Capitalist Britain made London the world banking center. Screw all those living in the provinces. Capitalist America transformed its society into a insatiable consumer ordering volumes of unnecessary clap-trap from the comfort of his/her over-stuffed sofa. American capitalism has changed the country from a manufacturing power-house to a fat passive consumer. The anathema of American capitalism is government supplied social security or any program that still uses a socialistic citizen support model. Capitalism is survival of the fittest.

The latest debate on health-care captures this battle between socialized support of health-care and capitalism’s demand that all services and products carry a price-tag and that all transactions result in profit for its share-holders. In a capitalistic economy, health-care is a commodity and if you can’t afford it, you can’t have it. (You’re probably not a good consumer if your main focus is your failing health.)

“Stop whining and stop buying the latest iPhone because if you put that discretionary spending towards your health-care, there would be no need for and affordable care act.”
“Let’s remember, nobody dies because they don’t have access health care.”

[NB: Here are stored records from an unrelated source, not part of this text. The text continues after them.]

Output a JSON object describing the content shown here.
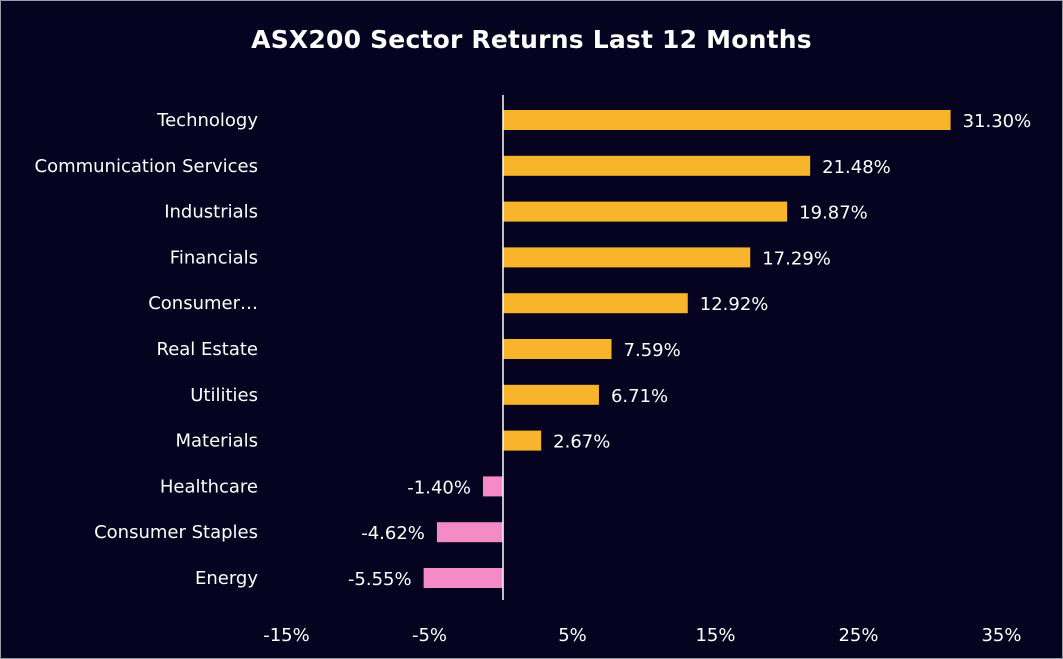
{
  "chart_data": {
    "type": "bar",
    "orientation": "horizontal",
    "title": "ASX200 Sector Returns Last 12 Months",
    "xlabel": "",
    "ylabel": "",
    "xlim": [
      -15,
      35
    ],
    "x_ticks": [
      "-15%",
      "-5%",
      "5%",
      "15%",
      "25%",
      "35%"
    ],
    "x_tick_values": [
      -15,
      -5,
      5,
      15,
      25,
      35
    ],
    "categories": [
      "Technology",
      "Communication Services",
      "Industrials",
      "Financials",
      "Consumer…",
      "Real Estate",
      "Utilities",
      "Materials",
      "Healthcare",
      "Consumer Staples",
      "Energy"
    ],
    "values": [
      31.3,
      21.48,
      19.87,
      17.29,
      12.92,
      7.59,
      6.71,
      2.67,
      -1.4,
      -4.62,
      -5.55
    ],
    "data_labels": [
      "31.30%",
      "21.48%",
      "19.87%",
      "17.29%",
      "12.92%",
      "7.59%",
      "6.71%",
      "2.67%",
      "-1.40%",
      "-4.62%",
      "-5.55%"
    ],
    "grid": false,
    "legend": "none",
    "colors": {
      "background": "#05031f",
      "positive": "#f8b52b",
      "negative": "#f48ac6",
      "text": "#ffffff",
      "axis": "#ffffff"
    }
  }
}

With the party of the rich in charge of both houses of Congress and a rich-man as president, Capitalism’s stars have aligned. The ascendancy of the Republican Party and Donald Trump into a single-party government is the apex of American Capitalism. The safety-net, an example of the forced-sharing, and a contract between the government and its people can finally be destroyed.

The human race is being culled. Only the economically fit are wanted; the rest can die off.